Will Howling, a PRIA intern from University of Victoria, Canada, reflects on his experience of celebrating Sweet Water Day with the Kadam Badhate Chalo youth from Panipat, Haryana
Saturday, June 10th, saw me attend the first ever Sweet Water Day celebration in the village of Titana. The day began with much travelling, by Uber, state bus, and autorickshaw, to arrive in this rural community, which is near Panipat in Haryana. Martha Farrell Foundation (MFF) and PRIA have been working with the young community members in Titana to establish a youth-led KBC group (Kadam Badhate Chalo – loosely translated as “let’s move ahead”) whose aim is to help end violence against women. I was told the community was celebrating a festival that day known as Sweet Water Day, and that the KBC group would be involved, serving ‘sweet water’ and organizing events.
Upon our arrival in Titana, my companions from PRIA and I were shown into a walled compound with a covered area at the far end. In the shade, chairs and several large blankets were spread over the floor to create a sitting area. People of all ages milled about, but mostly children and youth, snapping numerous photos of me and my fellow intern Rachel. We spent the next hour introducing ourselves to many of the youth and answering questions.

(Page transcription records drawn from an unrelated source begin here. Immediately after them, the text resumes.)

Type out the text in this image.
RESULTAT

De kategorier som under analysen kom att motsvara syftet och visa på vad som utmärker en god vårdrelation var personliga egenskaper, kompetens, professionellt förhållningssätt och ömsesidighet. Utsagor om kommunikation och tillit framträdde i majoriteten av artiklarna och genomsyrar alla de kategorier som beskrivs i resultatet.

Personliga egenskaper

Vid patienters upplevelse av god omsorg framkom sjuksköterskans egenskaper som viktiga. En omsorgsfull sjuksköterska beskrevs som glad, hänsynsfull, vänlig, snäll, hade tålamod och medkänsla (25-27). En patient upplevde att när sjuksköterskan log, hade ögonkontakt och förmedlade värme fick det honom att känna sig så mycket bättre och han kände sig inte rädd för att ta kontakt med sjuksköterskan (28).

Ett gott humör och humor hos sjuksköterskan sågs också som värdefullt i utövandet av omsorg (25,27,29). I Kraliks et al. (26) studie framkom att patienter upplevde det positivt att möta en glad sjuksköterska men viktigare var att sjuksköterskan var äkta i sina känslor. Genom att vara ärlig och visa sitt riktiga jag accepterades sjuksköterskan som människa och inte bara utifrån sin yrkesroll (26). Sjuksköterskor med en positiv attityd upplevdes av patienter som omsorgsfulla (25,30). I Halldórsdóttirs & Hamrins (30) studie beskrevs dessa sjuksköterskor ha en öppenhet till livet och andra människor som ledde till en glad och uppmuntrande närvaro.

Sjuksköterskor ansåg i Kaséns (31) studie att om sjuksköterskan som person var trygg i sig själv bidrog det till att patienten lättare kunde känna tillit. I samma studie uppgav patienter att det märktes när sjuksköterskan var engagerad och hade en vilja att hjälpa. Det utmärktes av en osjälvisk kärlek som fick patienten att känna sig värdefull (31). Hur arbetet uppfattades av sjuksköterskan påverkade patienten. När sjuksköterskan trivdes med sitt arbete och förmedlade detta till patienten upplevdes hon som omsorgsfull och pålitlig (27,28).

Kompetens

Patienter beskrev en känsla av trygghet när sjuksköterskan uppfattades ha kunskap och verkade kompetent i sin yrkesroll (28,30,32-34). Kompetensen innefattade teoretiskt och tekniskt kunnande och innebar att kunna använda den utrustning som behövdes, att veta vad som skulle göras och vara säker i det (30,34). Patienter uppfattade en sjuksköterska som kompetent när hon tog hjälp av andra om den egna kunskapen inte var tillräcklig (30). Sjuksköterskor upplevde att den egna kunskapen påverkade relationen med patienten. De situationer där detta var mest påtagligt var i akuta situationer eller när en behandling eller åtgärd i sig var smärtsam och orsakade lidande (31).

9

When everyone was at last seated (a crowd numbering over 100), there were several introductions, followed by a display of the youth’s talents. First, a youth named Mohit performed a self-composed rap song about gender issues in the community; next came another male youth who performed a tremendous a cappella piece. Several people, including the village head, made speeches, but my understanding was very limited since the dialogue proceeded in Hindi. After this the crowd became restless and I thought the event appeared over, but I was about to discover the meaning behind the day. A large mass of people had gathered around a banner near the entrance to the compound. I was invited to sign a pledge on this poster, and all the community members did the same, after which a tray with plastic cups full of light pink liquid was carried in my direction. I guessed that this was the fabled ‘sweet water’ at last. We all sipped our cups, and carried on for many photo opportunities in front of the newly autographed banner.
What is Sweet Water Day, and moreover, what is sweet water? After some asking around in the village some time later, I learned that ‘sweet water’ is simply a solution of lemon, sugar and a red sugary syrup called Roohafza. Taken in combination, it simply tastes like the name suggests – sweet water (thankfully chilled under the sweltering 42-degree Haryana sun).

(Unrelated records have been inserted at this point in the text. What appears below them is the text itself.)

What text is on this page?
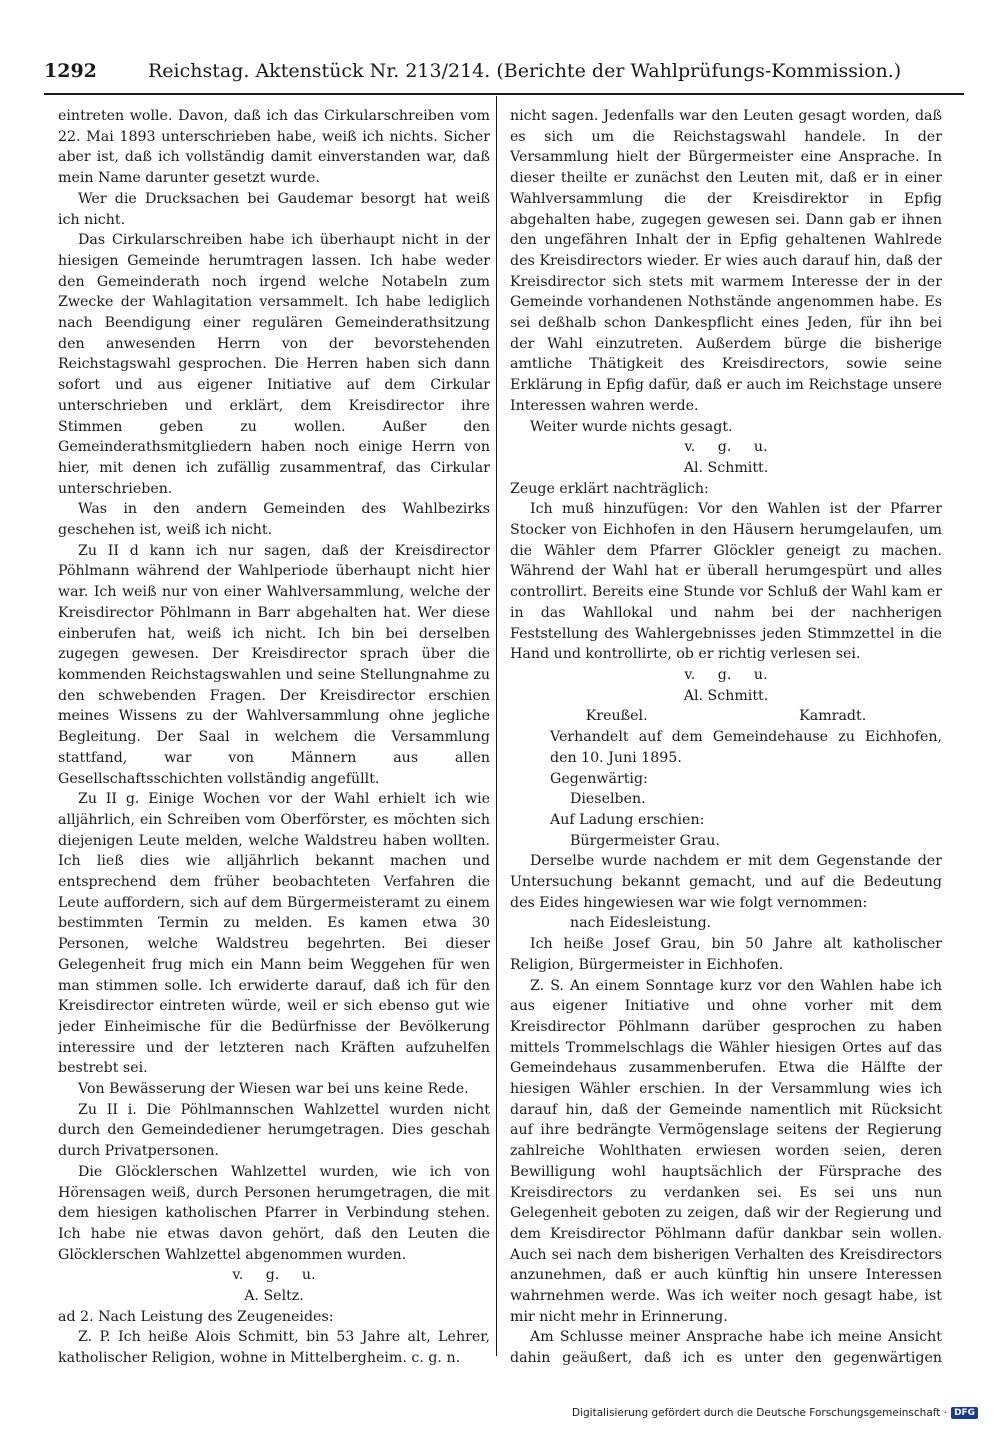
1292	Reichstag. Aktenstück Nr. 213/214. (Berichte der Wahlprüfungs-Kommission.)

eintreten wolle. Davon, daß ich das Cirkularschreiben vom 22. Mai 1893 unterschrieben habe, weiß ich nichts. Sicher aber ist, daß ich vollständig damit einverstanden war, daß mein Name darunter gesetzt wurde.

Wer die Drucksachen bei Gaudemar besorgt hat weiß ich nicht.

Das Cirkularschreiben habe ich überhaupt nicht in der hiesigen Gemeinde herumtragen lassen. Ich habe weder den Gemeinderath noch irgend welche Notabeln zum Zwecke der Wahlagitation versammelt. Ich habe lediglich nach Beendigung einer regulären Gemeinderathsitzung den anwesenden Herrn von der bevorstehenden Reichstagswahl gesprochen. Die Herren haben sich dann sofort und aus eigener Initiative auf dem Cirkular unterschrieben und erklärt, dem Kreisdirector ihre Stimmen geben zu wollen. Außer den Gemeinderathsmitgliedern haben noch einige Herrn von hier, mit denen ich zufällig zusammentraf, das Cirkular unterschrieben.

Was in den andern Gemeinden des Wahlbezirks geschehen ist, weiß ich nicht.

Zu II d kann ich nur sagen, daß der Kreisdirector Pöhlmann während der Wahlperiode überhaupt nicht hier war. Ich weiß nur von einer Wahlversammlung, welche der Kreisdirector Pöhlmann in Barr abgehalten hat. Wer diese einberufen hat, weiß ich nicht. Ich bin bei derselben zugegen gewesen. Der Kreisdirector sprach über die kommenden Reichstagswahlen und seine Stellungnahme zu den schwebenden Fragen. Der Kreisdirector erschien meines Wissens zu der Wahlversammlung ohne jegliche Begleitung. Der Saal in welchem die Versammlung stattfand, war von Männern aus allen Gesellschaftsschichten vollständig angefüllt.

Zu II g. Einige Wochen vor der Wahl erhielt ich wie alljährlich, ein Schreiben vom Oberförster, es möchten sich diejenigen Leute melden, welche Waldstreu haben wollten. Ich ließ dies wie alljährlich bekannt machen und entsprechend dem früher beobachteten Verfahren die Leute auffordern, sich auf dem Bürgermeisteramt zu einem bestimmten Termin zu melden. Es kamen etwa 30 Personen, welche Waldstreu begehrten. Bei dieser Gelegenheit frug mich ein Mann beim Weggehen für wen man stimmen solle. Ich erwiderte darauf, daß ich für den Kreisdirector eintreten würde, weil er sich ebenso gut wie jeder Einheimische für die Bedürfnisse der Bevölkerung interessire und der letzteren nach Kräften aufzuhelfen bestrebt sei.

Von Bewässerung der Wiesen war bei uns keine Rede.

Zu II i. Die Pöhlmannschen Wahlzettel wurden nicht durch den Gemeindediener herumgetragen. Dies geschah durch Privatpersonen.

Die Glöcklerschen Wahlzettel wurden, wie ich von Hörensagen weiß, durch Personen herumgetragen, die mit dem hiesigen katholischen Pfarrer in Verbindung stehen. Ich habe nie etwas davon gehört, daß den Leuten die Glöcklerschen Wahlzettel abgenommen wurden.

v.     g.     u.

A. Seltz.

ad 2. Nach Leistung des Zeugeneides:

Z. P. Ich heiße Alois Schmitt, bin 53 Jahre alt, Lehrer, katholischer Religion, wohne in Mittelbergheim. c. g. n.

nicht sagen. Jedenfalls war den Leuten gesagt worden, daß es sich um die Reichstagswahl handele. In der Versammlung hielt der Bürgermeister eine Ansprache. In dieser theilte er zunächst den Leuten mit, daß er in einer Wahlversammlung die der Kreisdirektor in Epfig abgehalten habe, zugegen gewesen sei. Dann gab er ihnen den ungefähren Inhalt der in Epfig gehaltenen Wahlrede des Kreisdirectors wieder. Er wies auch darauf hin, daß der Kreisdirector sich stets mit warmem Interesse der in der Gemeinde vorhandenen Nothstände angenommen habe. Es sei deßhalb schon Dankespflicht eines Jeden, für ihn bei der Wahl einzutreten. Außerdem bürge die bisherige amtliche Thätigkeit des Kreisdirectors, sowie seine Erklärung in Epfig dafür, daß er auch im Reichstage unsere Interessen wahren werde.

Weiter wurde nichts gesagt.

v.     g.     u.

Al. Schmitt.

Zeuge erklärt nachträglich:

Ich muß hinzufügen: Vor den Wahlen ist der Pfarrer Stocker von Eichhofen in den Häusern herumgelaufen, um die Wähler dem Pfarrer Glöckler geneigt zu machen. Während der Wahl hat er überall herumgespürt und alles controllirt. Bereits eine Stunde vor Schluß der Wahl kam er in das Wahllokal und nahm bei der nachherigen Feststellung des Wahlergebnisses jeden Stimmzettel in die Hand und kontrollirte, ob er richtig verlesen sei.

v.     g.     u.

Al. Schmitt.

Kreußel.	Kamradt.

Verhandelt auf dem Gemeindehause zu Eichhofen, den 10. Juni 1895.

Gegenwärtig:

Dieselben.

Auf Ladung erschien:

Bürgermeister Grau.

Derselbe wurde nachdem er mit dem Gegenstande der Untersuchung bekannt gemacht, und auf die Bedeutung des Eides hingewiesen war wie folgt vernommen:

nach Eidesleistung.

Ich heiße Josef Grau, bin 50 Jahre alt katholischer Religion, Bürgermeister in Eichhofen.

Z. S. An einem Sonntage kurz vor den Wahlen habe ich aus eigener Initiative und ohne vorher mit dem Kreisdirector Pöhlmann darüber gesprochen zu haben mittels Trommelschlags die Wähler hiesigen Ortes auf das Gemeindehaus zusammenberufen. Etwa die Hälfte der hiesigen Wähler erschien. In der Versammlung wies ich darauf hin, daß der Gemeinde namentlich mit Rücksicht auf ihre bedrängte Vermögenslage seitens der Regierung zahlreiche Wohlthaten erwiesen worden seien, deren Bewilligung wohl hauptsächlich der Fürsprache des Kreisdirectors zu verdanken sei. Es sei uns nun Gelegenheit geboten zu zeigen, daß wir der Regierung und dem Kreisdirector Pöhlmann dafür dankbar sein wollen. Auch sei nach dem bisherigen Verhalten des Kreisdirectors anzunehmen, daß er auch künftig hin unsere Interessen wahrnehmen werde. Was ich weiter noch gesagt habe, ist mir nicht mehr in Erinnerung.

Am Schlusse meiner Ansprache habe ich meine Ansicht dahin geäußert, daß ich es unter den gegenwärtigen

Digitalisierung gefördert durch die Deutsche Forschungsgemeinschaft · DFG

Sweet Water Day, though, is not really about the water. Yes, it is a refreshing drink and the event is a welcome change of pace in village life. More than that though, it is about the youth of the village bringing their community together in an effort to make it a better place to live. In this instance, Sweet Water Day was held to raise awareness about violence against women in Titana. The various speeches and performances all carried this message along, and the crescendo of the day was the sarpanch’s pledge, which stated that the panchayat will support KBC in making Titana free of violence against women and girls – a significant step forward for safety and equality in the community, and one that is driven by the youngest members of the village. The banner that I signed was a symbol of this pledge – everyone was invited to sign their name on this important resolution.

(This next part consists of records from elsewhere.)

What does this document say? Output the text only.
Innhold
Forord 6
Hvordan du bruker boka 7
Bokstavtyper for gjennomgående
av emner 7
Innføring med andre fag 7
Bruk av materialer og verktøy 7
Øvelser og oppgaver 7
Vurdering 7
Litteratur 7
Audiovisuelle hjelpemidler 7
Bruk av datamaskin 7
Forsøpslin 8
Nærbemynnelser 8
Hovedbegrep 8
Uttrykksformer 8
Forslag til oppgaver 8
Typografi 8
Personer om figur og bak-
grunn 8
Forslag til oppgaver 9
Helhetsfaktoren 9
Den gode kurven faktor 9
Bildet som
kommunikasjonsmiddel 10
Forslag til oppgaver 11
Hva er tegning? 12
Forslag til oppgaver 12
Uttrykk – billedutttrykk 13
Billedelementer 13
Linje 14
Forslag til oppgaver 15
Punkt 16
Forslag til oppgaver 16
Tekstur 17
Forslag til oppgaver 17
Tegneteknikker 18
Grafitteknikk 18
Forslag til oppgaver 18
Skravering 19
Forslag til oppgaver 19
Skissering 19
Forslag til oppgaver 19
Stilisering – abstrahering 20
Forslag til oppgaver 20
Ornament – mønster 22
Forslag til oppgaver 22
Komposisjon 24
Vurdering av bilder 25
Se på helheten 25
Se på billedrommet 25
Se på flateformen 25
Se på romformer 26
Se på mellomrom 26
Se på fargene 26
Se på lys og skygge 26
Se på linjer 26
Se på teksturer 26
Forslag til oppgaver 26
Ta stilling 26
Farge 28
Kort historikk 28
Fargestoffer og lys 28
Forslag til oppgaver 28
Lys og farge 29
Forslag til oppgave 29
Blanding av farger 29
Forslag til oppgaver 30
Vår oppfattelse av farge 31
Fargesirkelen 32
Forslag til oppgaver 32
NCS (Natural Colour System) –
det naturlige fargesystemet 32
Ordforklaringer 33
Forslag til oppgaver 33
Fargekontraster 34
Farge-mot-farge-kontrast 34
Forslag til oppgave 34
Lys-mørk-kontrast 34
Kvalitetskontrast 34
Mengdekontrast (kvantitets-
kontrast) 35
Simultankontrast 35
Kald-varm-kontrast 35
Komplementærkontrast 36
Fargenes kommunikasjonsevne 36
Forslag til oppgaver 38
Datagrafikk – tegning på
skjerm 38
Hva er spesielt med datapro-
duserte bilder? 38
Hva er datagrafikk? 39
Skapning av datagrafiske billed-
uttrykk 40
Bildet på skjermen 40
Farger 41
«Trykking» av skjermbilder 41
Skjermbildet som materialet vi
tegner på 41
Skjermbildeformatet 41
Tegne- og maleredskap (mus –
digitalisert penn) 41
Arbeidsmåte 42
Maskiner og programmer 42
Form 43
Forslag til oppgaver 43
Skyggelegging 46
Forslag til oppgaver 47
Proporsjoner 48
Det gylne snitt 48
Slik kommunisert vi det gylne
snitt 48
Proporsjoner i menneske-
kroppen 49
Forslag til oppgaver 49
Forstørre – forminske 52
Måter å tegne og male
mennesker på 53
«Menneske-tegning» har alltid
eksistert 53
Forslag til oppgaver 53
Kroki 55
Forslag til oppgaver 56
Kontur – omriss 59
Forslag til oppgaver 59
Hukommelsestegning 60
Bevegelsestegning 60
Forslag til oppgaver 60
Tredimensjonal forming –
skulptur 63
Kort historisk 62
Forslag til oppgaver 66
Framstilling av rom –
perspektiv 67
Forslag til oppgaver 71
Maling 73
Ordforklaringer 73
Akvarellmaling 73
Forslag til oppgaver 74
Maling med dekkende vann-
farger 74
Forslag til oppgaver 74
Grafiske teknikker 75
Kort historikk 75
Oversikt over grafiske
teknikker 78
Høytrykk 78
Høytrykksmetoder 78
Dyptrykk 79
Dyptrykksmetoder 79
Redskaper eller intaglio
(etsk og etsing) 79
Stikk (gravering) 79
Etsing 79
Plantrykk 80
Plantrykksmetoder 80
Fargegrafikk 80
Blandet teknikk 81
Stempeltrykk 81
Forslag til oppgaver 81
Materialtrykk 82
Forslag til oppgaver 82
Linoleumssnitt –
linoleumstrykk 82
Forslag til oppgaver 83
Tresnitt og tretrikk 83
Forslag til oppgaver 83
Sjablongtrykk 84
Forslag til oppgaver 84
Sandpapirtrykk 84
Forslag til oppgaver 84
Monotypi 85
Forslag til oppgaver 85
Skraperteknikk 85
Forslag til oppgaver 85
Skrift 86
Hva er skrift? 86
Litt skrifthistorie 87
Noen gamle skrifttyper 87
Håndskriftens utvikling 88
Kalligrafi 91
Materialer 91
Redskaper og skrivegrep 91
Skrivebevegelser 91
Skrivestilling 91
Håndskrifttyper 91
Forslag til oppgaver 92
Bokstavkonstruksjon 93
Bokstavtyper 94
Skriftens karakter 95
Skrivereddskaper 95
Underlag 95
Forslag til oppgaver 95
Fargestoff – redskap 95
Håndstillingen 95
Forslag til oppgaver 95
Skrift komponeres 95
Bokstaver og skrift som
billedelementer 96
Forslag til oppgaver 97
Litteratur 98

What I saw in Titana impressed me greatly. I now see the true beauty of KBC groups: they are sustainable beyond the assistance of MFF and PRIA, and this was on full display. MFF and PRIA helped to sensitize and organize the youth in Titana but Sweet Water Day was entirely their creation; we were just witnesses. It was extremely heartening to see that the youth are actively and autonomously engaged in solving the problems that they perceive around them. This is grassroots democracy in action.